Depuis le lancement du programme nucléaire dans les années 1970 et 1980, la France est pourtant traditionnellement exportatrice nette d’électrons.

Elle dispose en effet du plus grand parc nucléaire du monde après les Etats-Unis, avec 58 réacteurs nucléaires en activité, ce qui la dote de capacités de production qui dépassent sensiblement les besoins des industries et des ménages français.

Mais cet avantage tend à se résorber depuis le début des années 2000: la consommation augmente rapidement, en raison de la multiplication des chauffages électriques, alors que peu de nouvelles centrales sont construites.

Désormais, la France importe de l’électricité pendant les heures de pointe (le soir en hiver) et en exporte le reste du temps.

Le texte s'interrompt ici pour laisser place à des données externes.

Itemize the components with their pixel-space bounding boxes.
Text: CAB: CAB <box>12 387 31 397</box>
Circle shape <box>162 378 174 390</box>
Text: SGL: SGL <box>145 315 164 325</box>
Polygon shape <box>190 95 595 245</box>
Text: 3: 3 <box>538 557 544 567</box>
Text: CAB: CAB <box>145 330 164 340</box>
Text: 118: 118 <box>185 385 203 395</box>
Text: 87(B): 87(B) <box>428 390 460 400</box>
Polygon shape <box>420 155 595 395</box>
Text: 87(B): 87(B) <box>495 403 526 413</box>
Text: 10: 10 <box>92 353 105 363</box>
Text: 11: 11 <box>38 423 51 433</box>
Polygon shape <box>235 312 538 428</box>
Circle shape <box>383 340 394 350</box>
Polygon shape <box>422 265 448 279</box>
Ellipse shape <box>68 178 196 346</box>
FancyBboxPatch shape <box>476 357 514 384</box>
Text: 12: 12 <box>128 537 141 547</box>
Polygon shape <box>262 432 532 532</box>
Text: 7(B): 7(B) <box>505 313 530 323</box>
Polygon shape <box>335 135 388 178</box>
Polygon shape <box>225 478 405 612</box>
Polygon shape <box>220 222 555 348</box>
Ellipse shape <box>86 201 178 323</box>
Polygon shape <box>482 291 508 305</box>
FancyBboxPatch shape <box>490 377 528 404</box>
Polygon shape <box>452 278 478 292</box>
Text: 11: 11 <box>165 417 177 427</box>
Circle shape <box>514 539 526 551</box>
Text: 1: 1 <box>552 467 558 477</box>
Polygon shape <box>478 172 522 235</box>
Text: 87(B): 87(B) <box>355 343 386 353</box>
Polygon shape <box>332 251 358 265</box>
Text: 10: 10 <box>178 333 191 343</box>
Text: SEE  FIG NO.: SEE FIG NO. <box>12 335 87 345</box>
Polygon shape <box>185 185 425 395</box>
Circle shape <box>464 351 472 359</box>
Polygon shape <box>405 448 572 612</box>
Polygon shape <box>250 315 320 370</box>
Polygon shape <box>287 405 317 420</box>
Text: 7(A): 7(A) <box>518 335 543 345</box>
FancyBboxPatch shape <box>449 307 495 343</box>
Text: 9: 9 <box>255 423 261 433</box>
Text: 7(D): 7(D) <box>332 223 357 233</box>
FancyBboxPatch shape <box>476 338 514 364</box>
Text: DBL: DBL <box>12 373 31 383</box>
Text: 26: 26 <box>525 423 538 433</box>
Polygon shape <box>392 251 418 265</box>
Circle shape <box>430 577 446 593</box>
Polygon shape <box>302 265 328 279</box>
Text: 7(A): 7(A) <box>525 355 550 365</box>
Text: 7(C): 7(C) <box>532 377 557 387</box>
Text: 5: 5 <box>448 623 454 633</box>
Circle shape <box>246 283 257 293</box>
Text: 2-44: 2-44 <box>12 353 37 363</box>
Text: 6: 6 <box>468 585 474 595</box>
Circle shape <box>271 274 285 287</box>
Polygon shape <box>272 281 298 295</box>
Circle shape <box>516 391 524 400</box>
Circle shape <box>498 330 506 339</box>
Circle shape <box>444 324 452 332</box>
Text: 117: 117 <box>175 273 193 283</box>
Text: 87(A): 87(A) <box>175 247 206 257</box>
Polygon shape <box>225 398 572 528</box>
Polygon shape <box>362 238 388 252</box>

Ainsi, l’excédent de la “balance électrique” de l’Hexagone (solde des exportations et des importations) a atteint en 2008 son plus faible niveau depuis 1990.

Au-delà de ces tendances de long terme, le mois d’octobre a en outre été marqué par de nombreux arrêts des réacteurs nucléaires français. Ainsi, début novembre, près d’un réacteur sur trois ne produisait toujours pas d’électricité.

Une partie de ce manque de production est imputable aux grèves intervenues ce printemps chez EDF, qui ont désorganisé le planning de maintenance et de rechargement en uranium des réacteurs.

Mais le parc nucléaire a aussi été victime de plusieurs accidents, notamment sur des générateurs de vapeur et des alternateurs endommagés.

EDF a ainsi annoncé la semaine dernière que la production nucléaire française allait chuter en 2009 à son plus bas niveau depuis dix ans.

Sur le seul mois d’octobre, la production d’électricité d’origine nucléaire (qui fournit près de 80% du total) a baissé de 8,9% par rapport à l’an dernier, selon les chiffres de RTE.

La production hydraulique a quant à elle chuté de 19,7%, alors qu’elle assure d’habitude plus de 10% des besoins français.

EDF, qui gère 640 barrages en France, impute ce déficit de production à de moindres précipitations dans les Alpes et le centre de la France.

“Nous avons constaté un niveau des lacs inférieur à la moyenne en raison d’une très faible pluviométrie”, a expliqué une porte-parole de l’entreprise à l’AFP.

Le groupe n’a donc pas pu déclencher les turbines installées sur les lacs de retenue aussi souvent que l’an dernier.

C’est donc vers l’Allemagne, la Suisse ou la Grande-Bretagne qu’EDF a dû se tourner pour fournir les électrons manquants.

Le recours aux importations ne pose d’ailleurs pas de problème en soi, remarque-t-on chez RTE, car cela permet à nos voisins européens d’écouler leurs exécédents.

Mais le réseau électrique français n’a pas la capacité suffisante pour importer de trop grandes quantités d’électricité. L’Espagne ne peut pas, par exemple, exporter son excédent d’électricité éolienne par manque de lignes à haute tension traversant les Pyrénées.

Le 19 octobre, quand le niveau des importations a atteint le niveau record de 7.711 MW, un véritable embouteillage s’est ainsi produit sur les autoroutes électriques françaises.